The McHenry County Sheriff’s Office is partnering with local governments to create a police social work program for police departments countywide.
The groundbreaking program, developed in cooperation with the Sheriff’s Office, the McHenry County Board, and the McHenry County Mental Health Board, will support police officers with full-time police social workers to help bridge the gap between law enforcement and the county’s network of social service providers.
The Sheriff’s Office created a police social work program in 2017 in an effort to alleviate law enforcement’s responses to mental health-related calls for service. The Police Social Work Program developed into a successful collaboration between law enforcement and direct service providers. Sheriff Bill Prim said he looks forward to this new cooperative program benefiting the entire county.
The program will consist of several police social workers who will support participating police departments during mental health-related calls.
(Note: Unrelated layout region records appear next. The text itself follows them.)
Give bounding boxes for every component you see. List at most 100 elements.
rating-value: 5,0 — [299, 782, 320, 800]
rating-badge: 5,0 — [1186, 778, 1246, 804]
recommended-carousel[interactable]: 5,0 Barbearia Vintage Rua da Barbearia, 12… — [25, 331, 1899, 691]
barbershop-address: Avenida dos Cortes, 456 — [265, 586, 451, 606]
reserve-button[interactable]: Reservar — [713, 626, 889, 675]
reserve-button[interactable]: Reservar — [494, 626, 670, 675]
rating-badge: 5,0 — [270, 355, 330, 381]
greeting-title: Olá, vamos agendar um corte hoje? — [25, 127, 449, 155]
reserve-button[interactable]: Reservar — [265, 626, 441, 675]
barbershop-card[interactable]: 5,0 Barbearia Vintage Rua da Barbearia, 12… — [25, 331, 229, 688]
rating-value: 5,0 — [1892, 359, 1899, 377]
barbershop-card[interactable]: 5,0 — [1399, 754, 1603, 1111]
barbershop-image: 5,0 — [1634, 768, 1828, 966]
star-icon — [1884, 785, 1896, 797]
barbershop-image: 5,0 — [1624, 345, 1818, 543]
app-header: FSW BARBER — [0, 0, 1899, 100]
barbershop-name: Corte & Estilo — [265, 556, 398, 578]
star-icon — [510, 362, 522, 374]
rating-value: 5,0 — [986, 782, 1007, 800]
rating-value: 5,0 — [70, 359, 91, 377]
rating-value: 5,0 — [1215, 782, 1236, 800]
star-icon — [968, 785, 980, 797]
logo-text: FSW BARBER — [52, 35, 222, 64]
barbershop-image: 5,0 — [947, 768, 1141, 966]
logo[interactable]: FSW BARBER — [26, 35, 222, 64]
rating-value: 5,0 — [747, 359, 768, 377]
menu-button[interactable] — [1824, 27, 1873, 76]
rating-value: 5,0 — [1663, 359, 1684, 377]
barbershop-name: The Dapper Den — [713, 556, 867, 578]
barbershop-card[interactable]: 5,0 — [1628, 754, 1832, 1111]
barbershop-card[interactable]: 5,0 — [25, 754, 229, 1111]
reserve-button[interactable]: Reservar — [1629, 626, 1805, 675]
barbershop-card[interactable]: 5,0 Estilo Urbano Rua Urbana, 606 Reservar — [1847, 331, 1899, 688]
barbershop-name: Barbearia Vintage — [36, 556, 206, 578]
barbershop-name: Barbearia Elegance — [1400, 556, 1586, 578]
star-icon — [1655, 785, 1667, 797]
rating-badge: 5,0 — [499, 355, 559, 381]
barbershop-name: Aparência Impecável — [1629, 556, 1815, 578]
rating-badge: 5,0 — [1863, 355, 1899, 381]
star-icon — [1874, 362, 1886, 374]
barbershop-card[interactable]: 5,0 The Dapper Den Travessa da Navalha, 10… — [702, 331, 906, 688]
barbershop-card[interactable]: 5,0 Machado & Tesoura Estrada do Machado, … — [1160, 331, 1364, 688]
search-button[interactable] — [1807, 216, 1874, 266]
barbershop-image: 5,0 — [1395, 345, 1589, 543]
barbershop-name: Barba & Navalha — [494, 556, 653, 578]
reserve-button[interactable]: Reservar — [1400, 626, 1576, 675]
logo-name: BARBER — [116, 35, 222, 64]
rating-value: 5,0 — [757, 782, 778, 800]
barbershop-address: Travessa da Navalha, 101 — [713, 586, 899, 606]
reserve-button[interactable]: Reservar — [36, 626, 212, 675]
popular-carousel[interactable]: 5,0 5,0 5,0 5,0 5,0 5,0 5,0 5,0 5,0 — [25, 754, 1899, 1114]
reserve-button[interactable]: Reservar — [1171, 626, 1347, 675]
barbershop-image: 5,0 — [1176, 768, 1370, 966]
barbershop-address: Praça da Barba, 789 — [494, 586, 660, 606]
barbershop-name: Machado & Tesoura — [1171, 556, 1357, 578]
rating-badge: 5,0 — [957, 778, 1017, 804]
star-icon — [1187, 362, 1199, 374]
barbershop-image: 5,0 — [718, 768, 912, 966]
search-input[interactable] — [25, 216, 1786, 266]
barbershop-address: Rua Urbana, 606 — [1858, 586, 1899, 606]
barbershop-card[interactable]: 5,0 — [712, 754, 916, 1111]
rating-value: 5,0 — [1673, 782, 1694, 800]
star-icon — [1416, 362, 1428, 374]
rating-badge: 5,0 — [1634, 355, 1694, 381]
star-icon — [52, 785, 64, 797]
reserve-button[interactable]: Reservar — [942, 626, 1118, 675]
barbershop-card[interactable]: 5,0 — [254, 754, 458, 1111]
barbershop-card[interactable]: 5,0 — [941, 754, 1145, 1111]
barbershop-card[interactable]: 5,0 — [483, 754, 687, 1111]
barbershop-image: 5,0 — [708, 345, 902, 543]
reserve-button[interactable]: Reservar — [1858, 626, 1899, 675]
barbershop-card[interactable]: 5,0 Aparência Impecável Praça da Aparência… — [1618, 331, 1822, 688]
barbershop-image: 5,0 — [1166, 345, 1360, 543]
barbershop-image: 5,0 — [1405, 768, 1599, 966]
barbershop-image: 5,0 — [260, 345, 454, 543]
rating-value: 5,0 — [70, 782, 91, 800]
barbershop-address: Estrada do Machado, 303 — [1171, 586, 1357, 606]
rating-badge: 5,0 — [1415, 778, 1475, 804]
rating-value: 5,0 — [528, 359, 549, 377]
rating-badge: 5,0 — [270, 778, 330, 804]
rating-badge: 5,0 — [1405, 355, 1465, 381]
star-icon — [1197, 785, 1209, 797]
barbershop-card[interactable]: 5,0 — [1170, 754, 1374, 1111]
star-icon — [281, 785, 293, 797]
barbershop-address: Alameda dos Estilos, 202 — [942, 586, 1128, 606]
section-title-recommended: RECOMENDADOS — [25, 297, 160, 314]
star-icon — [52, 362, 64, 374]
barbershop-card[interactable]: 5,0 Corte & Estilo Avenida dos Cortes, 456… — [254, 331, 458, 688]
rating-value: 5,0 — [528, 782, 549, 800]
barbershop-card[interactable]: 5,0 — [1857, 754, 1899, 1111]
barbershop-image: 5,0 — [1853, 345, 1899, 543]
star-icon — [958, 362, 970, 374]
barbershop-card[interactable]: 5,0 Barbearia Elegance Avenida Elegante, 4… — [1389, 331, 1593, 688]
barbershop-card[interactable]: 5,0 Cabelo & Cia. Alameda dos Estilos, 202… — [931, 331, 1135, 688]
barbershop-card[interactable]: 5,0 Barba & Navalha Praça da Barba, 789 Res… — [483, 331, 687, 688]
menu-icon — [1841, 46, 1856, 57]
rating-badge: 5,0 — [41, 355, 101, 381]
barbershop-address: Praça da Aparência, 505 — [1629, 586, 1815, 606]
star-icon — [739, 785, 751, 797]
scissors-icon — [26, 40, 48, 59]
Social workers will connect residents to resources, such as direct social service providers, and conduct follow-ups with cases and clients. Additionally, an on-call police social worker will be available to assist officers, 24 hours a day, for phone consultation or direct response when major mental health crises arise.
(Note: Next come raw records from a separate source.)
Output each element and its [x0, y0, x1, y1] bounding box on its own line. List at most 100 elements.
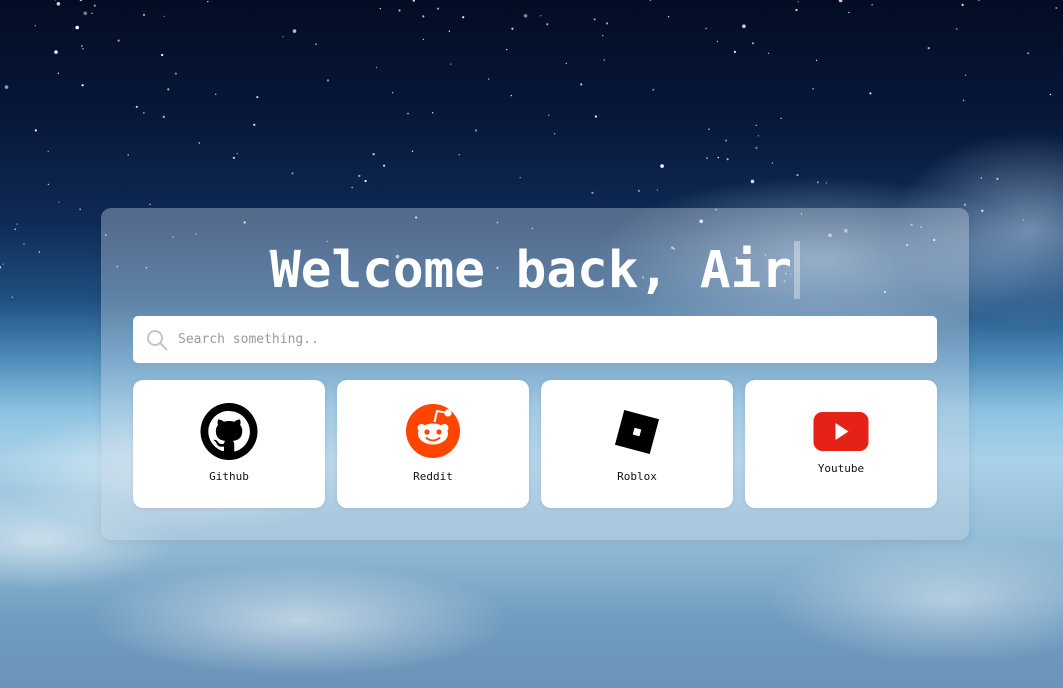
- star: [594, 115, 598, 118]
- star: [351, 186, 353, 189]
- star: [93, 4, 96, 7]
- star: [540, 15, 542, 17]
- start-panel: Welcome back, Air Github: [101, 208, 969, 540]
- star: [16, 223, 18, 225]
- star: [511, 27, 514, 30]
- welcome-text: Welcome back, Air: [270, 241, 792, 300]
- star: [606, 22, 609, 25]
- star: [83, 11, 88, 16]
- star: [591, 191, 594, 194]
- shortcut-label: Github: [209, 470, 249, 483]
- star: [603, 59, 605, 61]
- star: [996, 177, 999, 180]
- star: [961, 3, 964, 6]
- star: [780, 117, 782, 120]
- star: [474, 129, 478, 132]
- star: [253, 123, 256, 126]
- star: [812, 88, 814, 90]
- star: [448, 30, 451, 32]
- star: [379, 7, 381, 10]
- star: [34, 25, 36, 27]
- star: [162, 115, 165, 118]
- star: [422, 15, 425, 18]
- star: [34, 129, 37, 132]
- star: [436, 7, 440, 10]
- star: [422, 38, 425, 41]
- star: [58, 201, 60, 203]
- star: [660, 164, 664, 168]
- star: [580, 83, 583, 86]
- star: [117, 39, 120, 42]
- star: [548, 114, 550, 117]
- star: [174, 72, 177, 75]
- star: [326, 79, 330, 82]
- star: [757, 135, 760, 137]
- star: [4, 85, 9, 89]
- star: [364, 179, 367, 183]
- github-icon: [200, 403, 258, 460]
- star: [553, 133, 556, 135]
- star: [38, 251, 41, 253]
- star: [523, 14, 528, 18]
- star: [717, 156, 719, 159]
- search-input[interactable]: [178, 319, 937, 360]
- star: [372, 153, 375, 156]
- star: [637, 189, 641, 192]
- star: [411, 150, 414, 152]
- star: [236, 152, 238, 155]
- star: [54, 0, 57, 1]
- star: [981, 209, 984, 212]
- star: [127, 154, 129, 156]
- shortcut-youtube[interactable]: Youtube: [745, 380, 937, 508]
- star: [980, 177, 982, 179]
- shortcut-roblox[interactable]: Roblox: [541, 380, 733, 508]
- roblox-icon: [614, 409, 660, 455]
- star: [977, 0, 980, 2]
- shortcut-github[interactable]: Github: [133, 380, 325, 508]
- star: [458, 154, 460, 156]
- star: [488, 78, 490, 80]
- star: [407, 112, 409, 115]
- star: [81, 84, 84, 87]
- typing-caret: [793, 241, 800, 299]
- star: [167, 88, 170, 91]
- star: [14, 228, 16, 230]
- star: [795, 8, 798, 12]
- star: [816, 181, 820, 184]
- star: [256, 96, 259, 99]
- star: [767, 52, 770, 54]
- star: [79, 208, 81, 210]
- star: [815, 59, 818, 62]
- star: [742, 24, 746, 29]
- star: [149, 203, 151, 206]
- shortcut-reddit[interactable]: Reddit: [337, 380, 529, 508]
- star: [667, 16, 670, 18]
- star: [716, 40, 719, 43]
- youtube-icon: [813, 412, 869, 451]
- star: [964, 74, 967, 76]
- star: [450, 63, 452, 65]
- star: [1027, 52, 1030, 55]
- star: [315, 43, 317, 45]
- star: [79, 0, 82, 2]
- star: [161, 53, 164, 57]
- star: [232, 156, 235, 159]
- star: [838, 0, 843, 3]
- star: [733, 50, 737, 54]
- star: [207, 0, 209, 3]
- star: [755, 146, 758, 149]
- star: [291, 172, 294, 175]
- star: [358, 174, 361, 177]
- star: [705, 27, 707, 30]
- star: [546, 23, 549, 26]
- star: [602, 34, 604, 37]
- star: [725, 139, 728, 142]
- star: [198, 142, 200, 144]
- star: [708, 128, 710, 130]
- star: [565, 62, 567, 65]
- star: [163, 15, 165, 18]
- reddit-icon: [406, 404, 460, 458]
- star: [755, 124, 757, 127]
- star: [54, 50, 58, 54]
- star: [398, 9, 401, 12]
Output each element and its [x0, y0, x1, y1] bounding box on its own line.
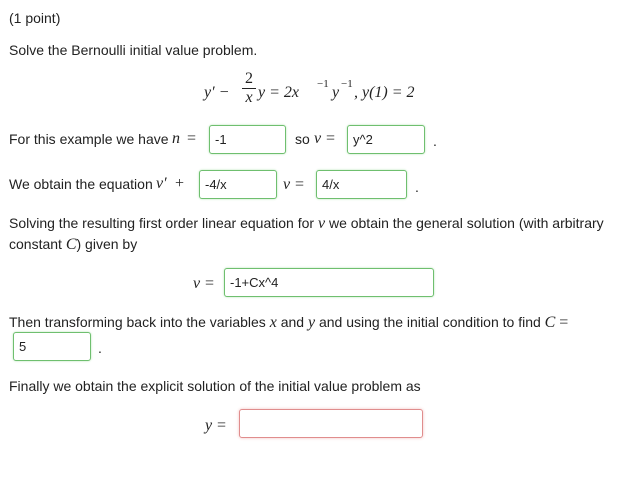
eq-middle: y = 2x — [258, 84, 299, 101]
eq-fraction: 2 x — [242, 71, 256, 106]
problem-instruction: Solve the Bernoulli initial value proble… — [9, 42, 258, 58]
eq-exp2: −1 — [341, 78, 353, 90]
coefficient-answer-field[interactable]: -4/x — [199, 170, 277, 199]
general-text2: we obtain the general solution (with arb… — [328, 215, 604, 231]
eq-yprime: y′ − — [204, 84, 230, 101]
v-answer-field[interactable]: y^2 — [347, 125, 425, 154]
general-text3: constant — [9, 236, 62, 252]
eq-frac-num: 2 — [245, 70, 253, 87]
general-lhs: v — [193, 275, 201, 292]
C-answer-field[interactable]: 5 — [13, 332, 91, 361]
v-equals: = — [326, 130, 336, 147]
general-C-var: C — [65, 236, 77, 253]
general-equals: = — [205, 275, 215, 292]
findC-and: and — [280, 314, 305, 330]
general-solution-field[interactable]: -1+Cx^4 — [224, 268, 434, 297]
eq-frac-den: x — [245, 89, 253, 106]
final-solution-field[interactable] — [239, 409, 423, 438]
findC-text2: and using the initial condition to find — [318, 314, 541, 330]
general-solution-line1: Solving the resulting first order linear… — [9, 215, 604, 233]
plus-symbol: + — [175, 175, 185, 192]
final-equals: = — [217, 417, 227, 434]
rhs-equals: = — [295, 176, 305, 193]
find-C-line: Then transforming back into the variable… — [9, 314, 568, 332]
eq-exp1: −1 — [317, 78, 329, 90]
general-text1: Solving the resulting first order linear… — [9, 215, 315, 231]
step-n-period: . — [433, 133, 437, 149]
so-label: so — [295, 131, 310, 147]
findC-text1: Then transforming back into the variable… — [9, 314, 266, 330]
rhs-answer-field[interactable]: 4/x — [316, 170, 407, 199]
v-lhs-symbol: v — [283, 176, 291, 193]
general-text4: ) given by — [76, 236, 138, 252]
findC-equals: = — [559, 314, 569, 331]
n-variable: n — [172, 130, 180, 147]
final-solution-text: Finally we obtain the explicit solution … — [9, 378, 421, 394]
step-eq-period: . — [415, 179, 419, 195]
general-solution-line2: constant C) given by — [9, 236, 137, 254]
step-equation-text: We obtain the equation — [9, 176, 153, 192]
vprime-symbol: v′ — [156, 175, 167, 192]
eq-initial-condition: , y(1) = 2 — [354, 84, 415, 101]
findC-x-var: x — [269, 314, 277, 331]
eq-y2: y — [332, 84, 340, 101]
findC-y-var: y — [307, 314, 316, 331]
n-answer-field[interactable]: -1 — [209, 125, 286, 154]
general-v-var: v — [317, 215, 326, 232]
n-equals: = — [187, 130, 197, 147]
findC-period: . — [98, 340, 102, 356]
step-n-text: For this example we have — [9, 131, 169, 147]
findC-C-var: C — [544, 314, 556, 331]
v-variable: v — [314, 130, 322, 147]
points-label: (1 point) — [9, 10, 61, 26]
final-lhs: y — [205, 417, 213, 434]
A temporary incubator space will be used within The Community Foundation for McHenry County Philanthropy Center. This space will be used for program development, training, and administrative office space.
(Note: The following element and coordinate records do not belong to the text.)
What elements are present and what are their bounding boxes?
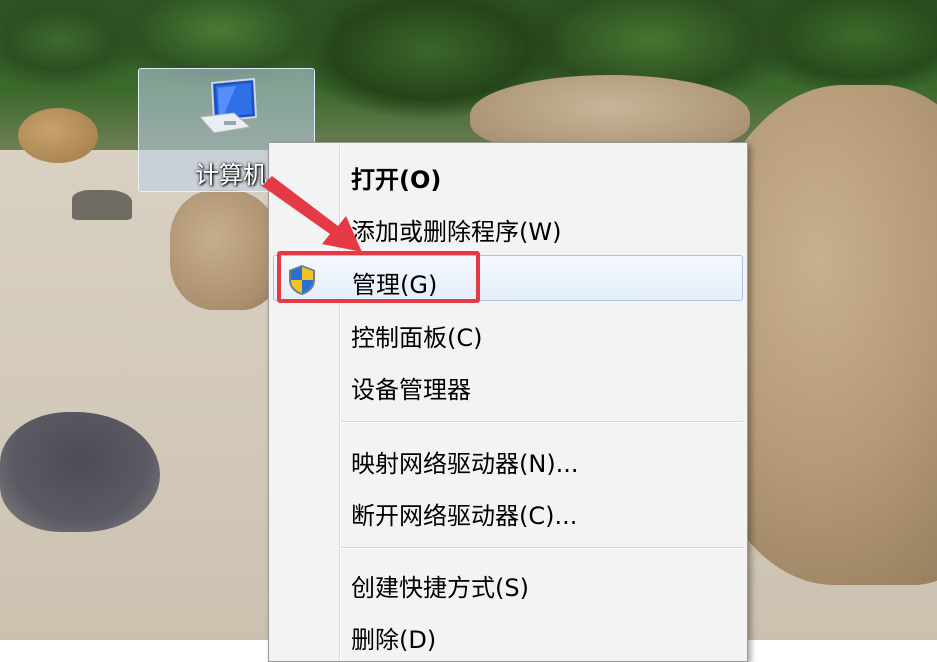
wallpaper-boulder [18,108,98,163]
wallpaper-boulder [170,190,280,310]
menu-separator [341,421,743,423]
desktop-icon-label: 计算机 [195,161,267,189]
menu-item-label: 断开网络驱动器(C)... [351,502,578,530]
menu-item-label: 设备管理器 [351,376,471,404]
menu-item-open[interactable]: 打开(O) [273,151,743,197]
menu-item-label: 映射网络驱动器(N)... [351,450,579,478]
menu-item-map-network-drive[interactable]: 映射网络驱动器(N)... [273,435,743,481]
menu-item-add-remove-programs[interactable]: 添加或删除程序(W) [273,203,743,249]
menu-item-control-panel[interactable]: 控制面板(C) [273,309,743,355]
menu-item-disconnect-network-drive[interactable]: 断开网络驱动器(C)... [273,487,743,533]
menu-item-label: 控制面板(C) [351,324,483,352]
menu-item-label: 创建快捷方式(S) [351,574,529,602]
computer-icon [198,77,258,134]
wallpaper-rock [72,190,132,220]
menu-item-device-manager[interactable]: 设备管理器 [273,361,743,407]
menu-item-create-shortcut[interactable]: 创建快捷方式(S) [273,559,743,605]
wallpaper-shadow [0,412,160,532]
menu-item-label: 删除(D) [351,626,437,654]
context-menu: 打开(O) 添加或删除程序(W) 管理(G) 控制面板(C) 设备管理器 映射网… [268,142,748,662]
menu-item-label: 打开(O) [351,166,442,194]
menu-separator [341,547,743,549]
annotation-highlight-box [277,251,480,303]
menu-item-delete[interactable]: 删除(D) [273,611,743,657]
menu-item-label: 添加或删除程序(W) [351,218,562,246]
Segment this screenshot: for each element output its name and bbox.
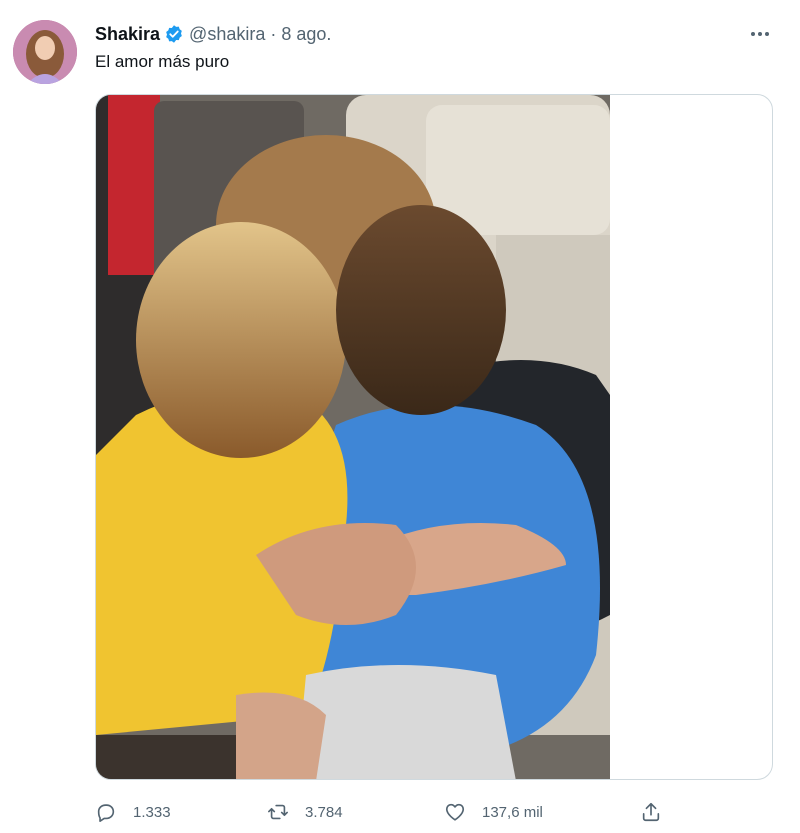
author-display-name[interactable]: Shakira — [95, 24, 160, 45]
author-handle[interactable]: @shakira — [189, 24, 265, 45]
verified-badge-icon — [164, 24, 184, 44]
share-button[interactable] — [640, 798, 662, 826]
more-options-button[interactable] — [748, 22, 772, 46]
retweet-icon — [268, 804, 288, 820]
avatar-image — [13, 20, 77, 84]
like-button[interactable]: 137,6 mil — [444, 798, 543, 826]
tweet-actions: 1.333 3.784 137,6 mil — [95, 798, 675, 826]
reply-icon — [97, 804, 115, 822]
photo-image — [96, 95, 610, 779]
meta-separator: · — [270, 23, 277, 44]
tweet-media[interactable] — [95, 94, 773, 780]
tweet-timestamp[interactable]: 8 ago. — [281, 24, 331, 45]
tweet-header: Shakira @shakira · 8 ago. — [95, 22, 331, 46]
retweet-count: 3.784 — [305, 803, 343, 821]
more-dot-icon — [758, 32, 762, 36]
tweet-card[interactable]: Shakira @shakira · 8 ago. El amor más pu… — [0, 0, 800, 833]
reply-count: 1.333 — [133, 803, 171, 821]
share-icon — [642, 802, 660, 822]
tweet-text: El amor más puro — [95, 52, 230, 71]
heart-icon — [445, 803, 465, 821]
reply-button[interactable]: 1.333 — [95, 798, 171, 826]
author-avatar[interactable] — [13, 20, 77, 84]
tweet-photo[interactable] — [96, 95, 610, 779]
more-dot-icon — [751, 32, 755, 36]
like-count: 137,6 mil — [482, 803, 543, 821]
more-dot-icon — [765, 32, 769, 36]
retweet-button[interactable]: 3.784 — [267, 798, 343, 826]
All McHenry County police departments are offered the opportunity to participate in the program. Funding will come from participating police departments, the County Board and the Mental Health Board.
“We’re seeing a lot of interest among local police agencies to be able to help facilitate positive outcomes when it comes to mental health-related police calls,” County Board Chairman Mike Buehler, R-Crystal Lake, said. “This program will not only connect people needing mental health assistance with McHenry County’s deep network of social service agencies, but also will strengthen the bonds between the public and the men and women of law enforcement.”